Troy Schumacher is a Bessie-nominated American choreographer, dancer, and director living in New York, NY. His athletic aesthetic draws upon the artists he collaborates with to produce fresh, unexpected results. He is a soloist dancer with New York City Ballet and the founder of BalletCollective. He has been dubbed a "visionary artist" by T Magazine and is "one of his generation's most acclaimed choreographers" (PBS). Schumacher's work has been presented by Lincoln Center, the Metropolitan Museum of Art, New York City Ballet, Martha Graham Dance Company, Performa, Danspace Project, Guggenheim Works & Process, Guggenheim Bilbao, PEAK Performances at Montclair State University, The Joyce Theater, the Savannah Music Festival, and NYU Skirball Center, among others. He has collaborated with many artists including Jeff Koons, Karen Russell, Zaria Forman, Thom Browne, Ken Liu, Ellis Ludwig-Leone, Maddie Ziegler, and David Salle. In addition to live performances, Schumacher has choreographed numerous art, fashion, and commercial shoots, including works for Google, Sony PlayStation, Capezio, HP, Aritzia, CR Fashion Book, Tom Ford, and The New York Times. During the COVID-19 pandemic, Schumacher created, directed, and produced the first live world premiere ballets in the US: the one-act Natural History and the full-length Nutcracker at Wethersfield.

About Karen Russell (Librettist/Co-Lyricist)

Karen Russell is the author of three story collections, most recently Orange World and Other Stories, the novella Sleep Donation, and the novel Swamplandia!, winner of the New York Public Library Young Lions Award and a finalist for the Pulitzer Prize. She won the 2018 and 2012 National Magazine Award for Fiction, and was chosen for The New Yorker's "20 under 40" list and the National Book Foundation's 5 under 35 Award. She has received a MacArthur Fellowship and a Guggenheim Fellowship, the Bard Fiction Prize, and a Shirley Jackson Award. Born and raised in Miami, Florida, she now lives in Portland, Oregon with her family.

About Ellis Ludwig-Leone (Composer/Co-Lyricist)

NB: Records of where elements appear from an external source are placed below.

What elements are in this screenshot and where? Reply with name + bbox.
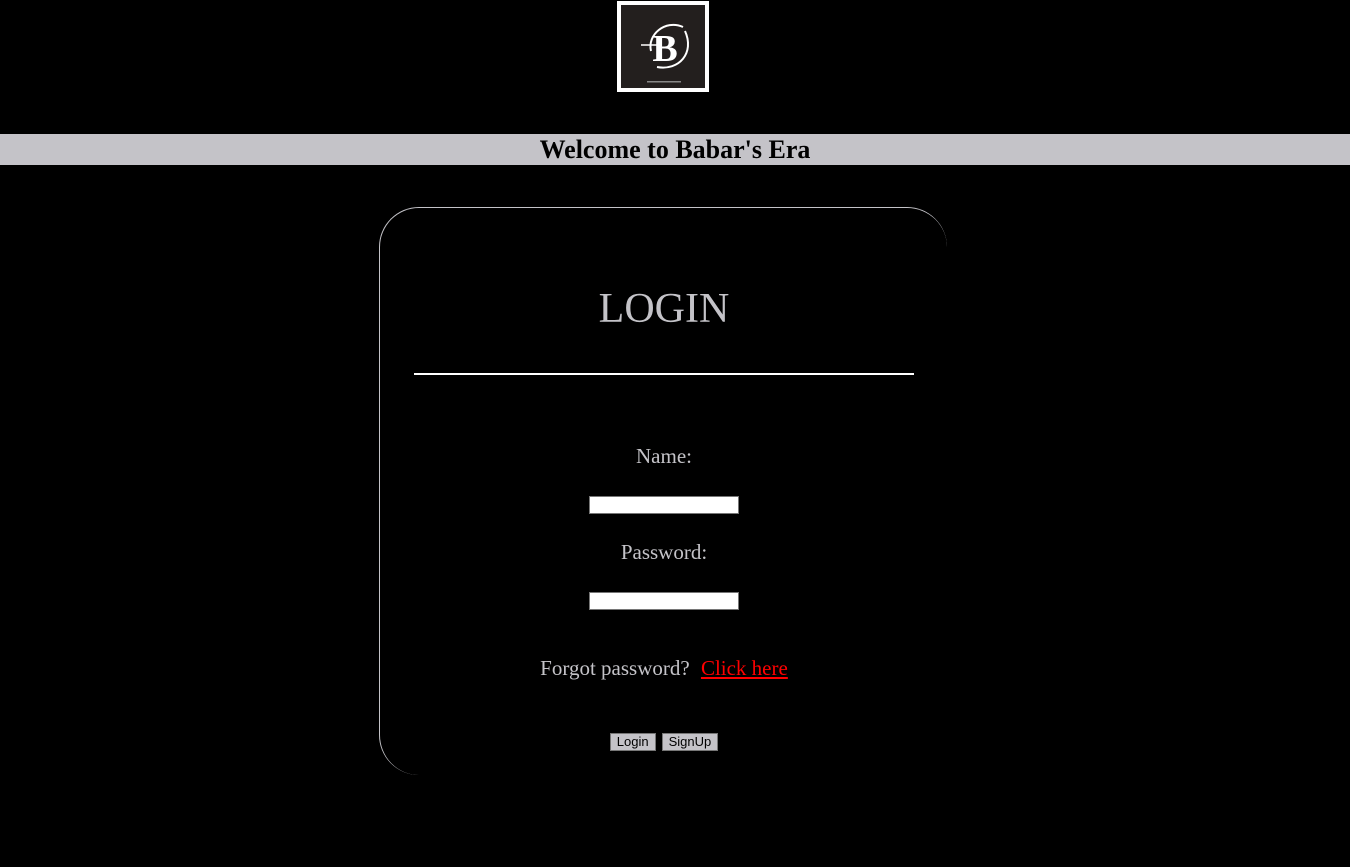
- login-card: LOGIN Name: Password: Forgot password? C…: [379, 207, 947, 775]
- babar-logo-icon: B: [621, 5, 705, 88]
- forgot-password-text: Forgot password?: [540, 656, 690, 680]
- password-input[interactable]: [589, 592, 739, 610]
- login-button[interactable]: Login: [609, 733, 656, 751]
- signup-button[interactable]: SignUp: [661, 733, 719, 751]
- welcome-banner: Welcome to Babar's Era: [0, 134, 1350, 165]
- title-divider: [414, 373, 914, 375]
- logo-letter: B: [652, 28, 677, 70]
- button-row: Login SignUp: [380, 733, 948, 751]
- name-label: Name:: [636, 444, 692, 468]
- name-input[interactable]: [589, 496, 739, 514]
- password-label: Password:: [620, 540, 708, 564]
- forgot-password-link[interactable]: Click here: [701, 656, 788, 680]
- forgot-password-row: Forgot password? Click here: [380, 656, 948, 680]
- site-logo: B: [617, 1, 709, 92]
- login-title: LOGIN: [598, 286, 730, 332]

Lauded by The New Yorker's Jia Tolentino for his "knack for simultaneously expressing beauty and crisis," Ellis Ludwig-Leone's music exists in the fine margins between euphoria and dread. Having come to international attention as the songwriter behind the celebrated band San Fermin, Ludwig-Leone has spent the last decade balancing his work as a songwriter with a robust career composing works for many of today's contemporary classical luminaries. The 2022-23 season brings the premiere and album release of False We Hope, performed by the Grammy-winning Attacca Quartet and soprano Eliza Bagg (Roomful of Teeth); as well as the premiere of The Night Falls. This season will also see the premiere of Daphne, a musical drama for the Brooklyn Youth Chorus; the premiere and subsequent European tour of a new work for harpist Lavinia Meijer and violist Nadia Sirota; and the premiere of a new work for choreographer Danielle Rowe and the Grand Rapids Ballet. Together with his bandmate Allen Tate, Ludwig-Leone is a founding partner of Better Company Records, a Brooklyn-based label with an emphasis on collaboration. He is a recipient of residencies from MacDowell and Banff Centre for the Arts.

About PEAK Performances

PEAK Performances is a program of the Office of Arts + Cultural Programming at Montclair State University and has been honored by the New Jersey State Council on the Arts with previous Arts Citation of Excellence and Designation of Major Impact. Wiley Hausam was recently named Director. He assumes the role in January 2023.